Consider the following function to traverse a BST

(defun bst-traverse (fn bst)          ; [1]
  (when bst
    (bst-traverse fn (node-l bst))
    (funcall fn (node-elt bst))       ; [2]
    (bst-traverse fn (node-r bst))))

;; [1] This is a higher order function - recieves a function which it calls on each node.
;; [2] The traverse which makes sense on a bst is the in-order traverse
;;     (i.e. left first, then node, then right, which this is.)

What are some nice uses of this function?

1) Cause a side effect at each node

(bst-traverse #'princ bst)

2) Cons each elt to a global var (also a side effect)

The idea here is this is a good way to get the BST els in descending order.

(defparameter *result* nil)
(bst-traverse (lambda (obj)
               (setf *result* (cons obj *result*)))
             nums)

This leads me to wondering...

Is this higher order function any use at all without relying on a side-effect?

It seems maybe not. Why? - because it doesn't return anything always returns nil.

So, could we or should we make it return something to solve this 'problem'?

The general question I'm seeking to explore here is the purity or non-purity of higher order functions in practical use cases (and hence, how to use them well).

Any discussion/contributions appreciated.

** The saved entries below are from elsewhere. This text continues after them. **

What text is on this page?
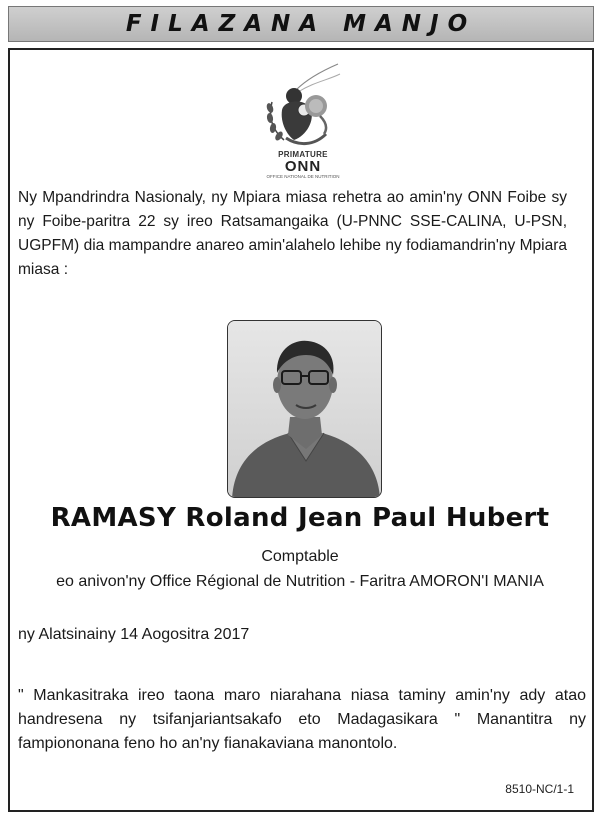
FILAZANA MANJO
PRIMATURE
ONN
OFFICE NATIONAL DE NUTRITION

Ny Mpandrindra Nasionaly, ny Mpiara miasa rehetra ao amin'ny ONN Foibe sy ny Foibe-paritra 22 sy ireo Ratsamangaika (U-PNNC SSE-CALINA, U-PSN, UGPFM) dia mampandre anareo amin'alahelo lehibe ny fodiamandrin'ny Mpiara miasa :

RAMASY Roland Jean Paul Hubert
Comptable
eo anivon'ny Office Régional de Nutrition - Faritra AMORON'I MANIA
ny Alatsinainy 14 Aogositra 2017

" Mankasitraka ireo taona maro niarahana niasa taminy amin'ny ady atao handresena ny tsifanjariantsakafo eto Madagasikara " Manantitra ny fampiononana feno ho an'ny fianakaviana manontolo.

8510-NC/1-1
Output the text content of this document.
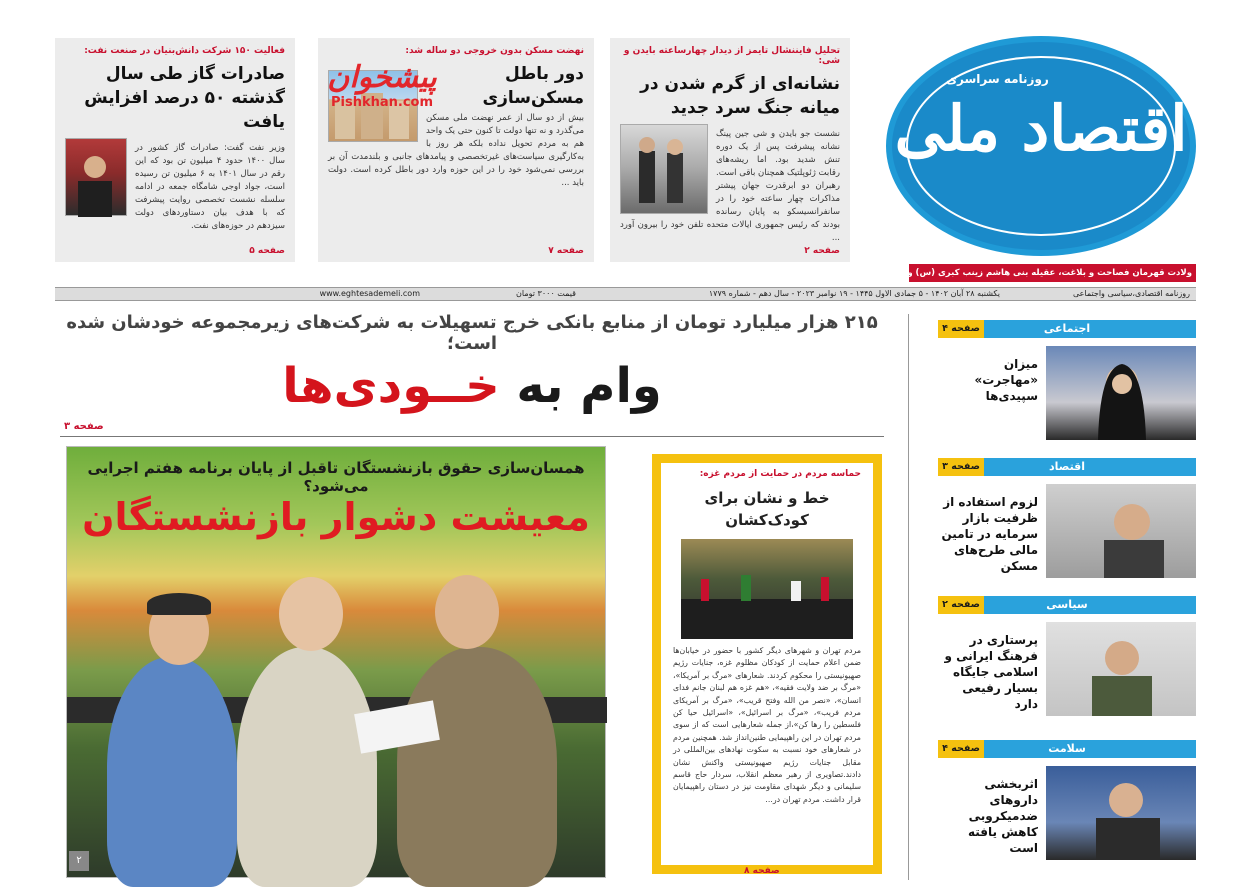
تحلیل فایننشال تایمز از دیدار چهارساعته بایدن و شی:
نشانه‌ای از گرم شدن در میانه جنگ سرد جدید
نشست جو بایدن و شی جین پینگ نشانه پیشرفت پس از یک دوره تنش شدید بود. اما ریشه‌های رقابت ژئوپلتیک همچنان باقی است. رهبران دو ابرقدرت جهان پیشتر مذاکرات چهار ساعته خود را در سانفرانسیسکو به پایان رسانده بودند که رئیس جمهوری ایالات متحده تلفن خود را بیرون آورد ...
صفحه ۲
نهضت مسکن بدون خروجی دو ساله شد:
دور باطل مسکن‌سازی
بیش از دو سال از عمر نهضت ملی مسکن می‌گذرد و نه تنها دولت تا کنون حتی یک واحد هم به مردم تحویل نداده بلکه هر روز با به‌کارگیری سیاست‌های غیرتخصصی و پیامدهای جانبی و بلندمدت آن بر بررسی نمی‌شود خود را در این حوزه وارد دور باطل کرده است. دولت باید ...
صفحه ۷
پیشخوان
Pishkhan.com
فعالیت ۱۵۰ شرکت دانش‌بنیان در صنعت نفت:
صادرات گاز طی سال گذشته ۵۰ درصد افزایش یافت
وزیر نفت گفت: صادرات گاز کشور در سال ۱۴۰۰ حدود ۴ میلیون تن بود که این رقم در سال ۱۴۰۱ به ۶ میلیون تن رسیده است، جواد اوجی شامگاه جمعه در ادامه سلسله نشست تخصصی روایت پیشرفت که با هدف بیان دستاوردهای دولت سیزدهم در حوزه‌های نفت.
صفحه ۵
روزنامه سراسری
اقتصاد ملی
ولادت قهرمان فصاحت و بلاغت، عقیله بنی هاشم زینب کبری (س) و روز پرستار مبارک باد
روزنامه اقتصادی،سیاسی واجتماعی
یکشنبه ۲۸ آبان ۱۴۰۲ - ۵ جمادی الاول ۱۴۴۵ - ۱۹ نوامبر ۲۰۲۳ - سال دهم - شماره ۱۷۷۹
قیمت ۳۰۰۰ تومان
www.eghtesademeli.com
۲۱۵ هزار میلیارد تومان از منابع بانکی خرج تسهیلات به شرکت‌های زیرمجموعه خودشان شده است؛
وام به خــودی‌ها
صفحه ۳
همسان‌سازی حقوق بازنشستگان تاقبل از پایان برنامه هفتم اجرایی می‌شود؟
معیشت دشوار بازنشستگان
۲
حماسه مردم در حمایت از مردم غزه:
خط و نشان برای کودک‌کشان
مردم تهران و شهرهای دیگر کشور با حضور در خیابان‌ها ضمن اعلام حمایت از کودکان مظلوم غزه، جنایات رژیم صهیونیستی را محکوم کردند. شعارهای «مرگ بر آمریکا»، «مرگ بر ضد ولایت فقیه»، «هم غزه هم لبنان جانم فدای انسان»، «نصر من الله وفتح قریب»، «مرگ بر آمریکای مردم فریب»، «مرگ بر اسرائیل»، «اسرائیل حیا کن فلسطین را رها کن»،از جمله شعارهایی است که از سوی مردم تهران در این راهپیمایی طنین‌انداز شد. همچنین مردم در شعارهای خود نسبت به سکوت نهادهای بین‌المللی در مقابل جنایات رژیم صهیونیستی واکنش نشان دادند.تصاویری از رهبر معظم انقلاب، سردار حاج قاسم سلیمانی و دیگر شهدای مقاومت نیز در دستان راهپیمایان قرار داشت. مردم تهران در...
صفحه ۸
اجتماعی
صفحه ۴
میزان «مهاجرت» سپیدی‌ها
اقتصاد
صفحه ۳
لزوم استفاده از ظرفیت بازار سرمایه در تامین مالی طرح‌های مسکن
سیاسی
صفحه ۲
پرستاری در فرهنگ ایرانی و اسلامی جایگاه بسیار رفیعی دارد
سلامت
صفحه ۴
اثربخشی داروهای ضدمیکروبی کاهش یافته است
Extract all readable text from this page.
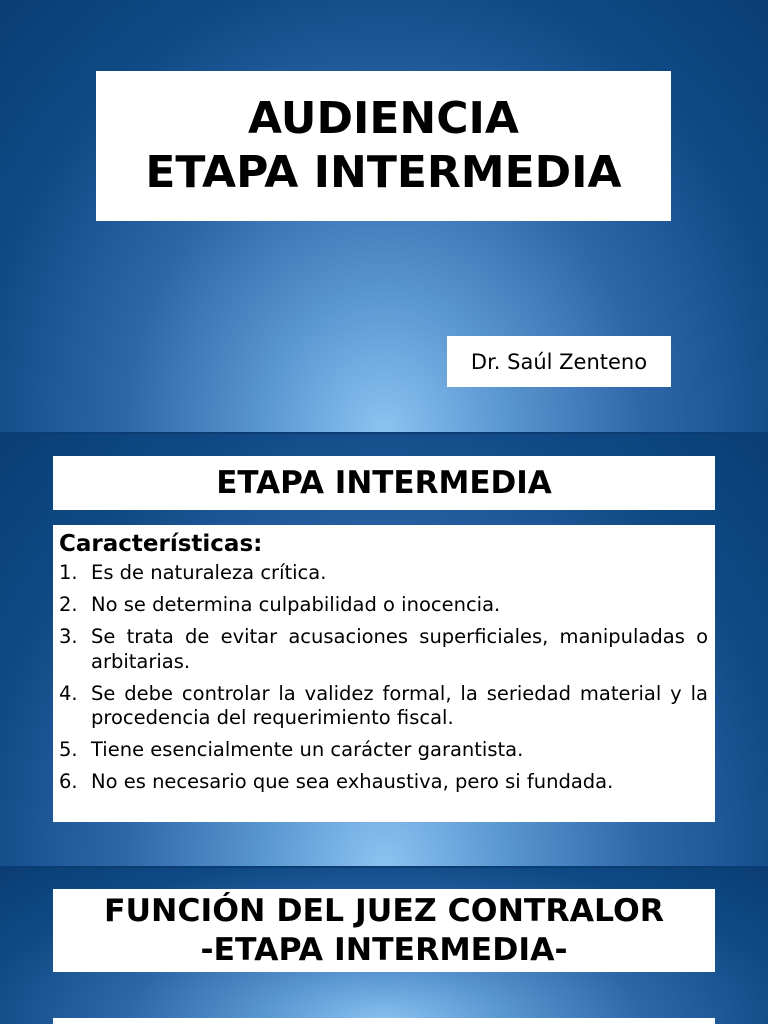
AUDIENCIA
ETAPA INTERMEDIA
Dr. Saúl Zenteno
ETAPA INTERMEDIA
Características:
1. Es de naturaleza crítica.
2. No se determina culpabilidad o inocencia.
3. Se trata de evitar acusaciones superficiales, manipuladas o arbitarias.
4. Se debe controlar la validez formal, la seriedad material y la procedencia del requerimiento fiscal.
5. Tiene esencialmente un carácter garantista.
6. No es necesario que sea exhaustiva, pero si fundada.
FUNCIÓN DEL JUEZ CONTRALOR
-ETAPA INTERMEDIA-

For the record, I started off with this

(defun in-order-traverse (bst)
  (when bst
    (in-order-traverse (node-l bst))
    (format t "~A" (node-elt bst))
    (in-order-traverse (node-r bst))))

Then, when I wanted to get the BST els in reverse order, realised how completely un-reusable that function is in comparison to bst-traverse above. So, I'd like to get a better understanding of what the real flexibility of bst-traverse actually is and how to use it...

[I've realised - the function passed could return something - but how would the higher order function pick which invocation of the lambda to return the return value of if any?!]

Update

Wondering if this would be along the right lines at all

(defun bst-accumulate (fn bst)
  (let (result)
    (when bst
      (bst-accumulate fn (node-l bst))
      (cons (funcall fn (node-elt bst)) result)
      (bst-accumulate fn (node-r bst)))
  result))

Update 2

bst-accumulate above is wrong. This is not the first time I've fallen into the trap of thinking that consing was setting state - actually the return value of the expression above which does the cons is just lost... To achieve what I wanted to achieve above, I must firstly wrap the cons in a setf so that result is actually modified. Plus there's a second problem; since bst-accumulate is recursive, it will end up redefining result on every call. To fix that, we need a helper function so that we keep the lexical var result outside of the recursive function, thusly: (this time I tested it before posting :)

(defun bst-accumulate (fn bst)
  (let (result)
    (labels ((bst-acc (fn2 bst2)
                      (when bst2
                        (bst-acc fn2 (node-l bst2))
                        (setf result (cons (funcall fn2 (node-elt bst2)) result))
                        (bst-acc fn2 (node-r bst2)))))
            (bst-acc fn bst)
            result)))